The release of Honda’s new SUV will follow after the automaker’s upcoming Prologue and Acura ZDX SUVs, which are planned for release in 2024. Honda’s Prologue will be a mid-sized SUV that’s about the size of a Passport, and a bit larger than a compact CR-V. Honda could use a bigger electric SUV with three-row seating, which is becoming a hot segment with the incoming family-hauling Kia EV9 and the new king of the mountain: the Rivian R1S.
Both the in-development Prologue and the ZDX are codeveloped with GM and run on the American automaker’s Ultium EV platform. But now, Honda’s got a new SUV that’s all its own, alongside plans to further extend its partnership with GM and build several more “affordable” EVs based on Ultium for sale in “2027 and beyond.”
The upcoming 2025 SUV, with its new Honda e Architecture, will also debut with a new original vehicle operating system, and an over-the-air (OTA) software-updatable platform called Electric and Electronic, or E&E architecture for short. E&E will “facilitate in-vehicle software” and the UX/digital services connectivity” — which “will be an increasing part” of Honda’s business moving forward, according to an email sent to The Verge today by American Honda Motor Company spokesperson Chris Martin.
Electric automakers like Tesla and Rivian also support OTA updates that change more than their infotainment system, and rely on in-house software to build a full EV experience for customers.

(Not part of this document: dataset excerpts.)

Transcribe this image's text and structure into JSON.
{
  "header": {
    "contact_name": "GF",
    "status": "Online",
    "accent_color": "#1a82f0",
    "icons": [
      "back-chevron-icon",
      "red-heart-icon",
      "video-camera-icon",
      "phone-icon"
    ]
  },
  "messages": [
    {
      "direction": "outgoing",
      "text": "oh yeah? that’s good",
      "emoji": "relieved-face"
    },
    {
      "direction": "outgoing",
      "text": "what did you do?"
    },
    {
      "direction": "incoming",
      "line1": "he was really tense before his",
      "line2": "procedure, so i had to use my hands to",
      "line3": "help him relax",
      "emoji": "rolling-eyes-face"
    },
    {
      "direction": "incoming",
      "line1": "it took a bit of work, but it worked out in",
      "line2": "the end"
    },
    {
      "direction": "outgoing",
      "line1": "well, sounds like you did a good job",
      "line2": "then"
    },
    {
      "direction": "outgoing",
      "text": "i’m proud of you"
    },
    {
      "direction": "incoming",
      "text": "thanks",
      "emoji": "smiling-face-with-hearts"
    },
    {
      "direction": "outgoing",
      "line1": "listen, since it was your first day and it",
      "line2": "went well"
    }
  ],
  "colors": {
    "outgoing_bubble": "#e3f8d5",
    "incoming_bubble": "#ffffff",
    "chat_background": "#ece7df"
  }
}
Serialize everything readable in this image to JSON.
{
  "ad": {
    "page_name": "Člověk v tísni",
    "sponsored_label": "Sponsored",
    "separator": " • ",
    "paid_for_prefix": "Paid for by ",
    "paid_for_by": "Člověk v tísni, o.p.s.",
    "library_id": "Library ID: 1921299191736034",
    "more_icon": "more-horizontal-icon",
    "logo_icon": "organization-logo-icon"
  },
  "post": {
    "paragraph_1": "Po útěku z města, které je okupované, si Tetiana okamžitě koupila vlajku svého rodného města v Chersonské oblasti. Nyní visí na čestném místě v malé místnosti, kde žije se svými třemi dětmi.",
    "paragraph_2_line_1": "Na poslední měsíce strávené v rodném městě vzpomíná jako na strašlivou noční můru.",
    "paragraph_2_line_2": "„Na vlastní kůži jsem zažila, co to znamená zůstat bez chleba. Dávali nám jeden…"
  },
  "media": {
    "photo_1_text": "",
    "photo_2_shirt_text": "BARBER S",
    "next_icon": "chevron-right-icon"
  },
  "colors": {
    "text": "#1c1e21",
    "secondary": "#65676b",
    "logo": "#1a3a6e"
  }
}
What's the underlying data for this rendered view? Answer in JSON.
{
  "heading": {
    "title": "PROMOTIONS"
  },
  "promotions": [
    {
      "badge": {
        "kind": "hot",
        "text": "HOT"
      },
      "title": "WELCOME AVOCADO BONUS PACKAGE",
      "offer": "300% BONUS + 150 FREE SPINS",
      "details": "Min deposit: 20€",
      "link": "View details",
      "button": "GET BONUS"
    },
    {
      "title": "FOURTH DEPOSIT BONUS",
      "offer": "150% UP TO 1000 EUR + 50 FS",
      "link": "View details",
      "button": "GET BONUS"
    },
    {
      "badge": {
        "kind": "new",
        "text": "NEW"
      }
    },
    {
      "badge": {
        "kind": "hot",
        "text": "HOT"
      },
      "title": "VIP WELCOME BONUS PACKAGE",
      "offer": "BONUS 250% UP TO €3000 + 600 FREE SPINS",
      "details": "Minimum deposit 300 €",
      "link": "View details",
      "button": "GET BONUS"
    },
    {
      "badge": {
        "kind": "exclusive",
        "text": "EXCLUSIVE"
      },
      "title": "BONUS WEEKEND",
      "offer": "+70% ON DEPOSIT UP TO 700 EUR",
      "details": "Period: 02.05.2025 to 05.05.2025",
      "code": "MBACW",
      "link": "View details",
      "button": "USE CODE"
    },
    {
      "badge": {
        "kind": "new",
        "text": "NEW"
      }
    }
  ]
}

Honda will need to match these competitors to make the new SUV attractive and functional. It will also need to compete with GM’s own UX — which will not have Apple’s CarPlay to hide behind in the future.
As for the Honda GM partnership, it will also be extending to manufacturing strategies, as the automakers will work together to “increase competitiveness in the areas of core electrification components.” Using the Ultium platform means Honda will use GM’s current pouch-style (as opposed to cylindrical cell) Ultium batteries for its announced EVs. Meanwhile, GM is working to build a $3 billion US-based EV battery plant in conjunction with Samsung SDI, following another four domestic battery factories that GM currently has in construction.
But Honda isn’t only counting on Ultium batteries; the automaker is working with LG Energy Solution to begin a new battery production joint venture before the end of the year. And for the future, it’s exploring its own solid-state battery tech, along with a semi-solid-state joint development with SES. Honda plans to have a demonstration line of solid-state batteries next year, and plans to introduce them in new EVs coming in “the second half of the 2020s,” according to press materials.
Honda also announced today it will be re-tooling three Honda plants in Ohio to prepare production lines for electrification and become its North American EV production hub. The automaker plans to build 2 million EVs annually by 2023, and only build electric and fuel-cell vehicles globally by 2040.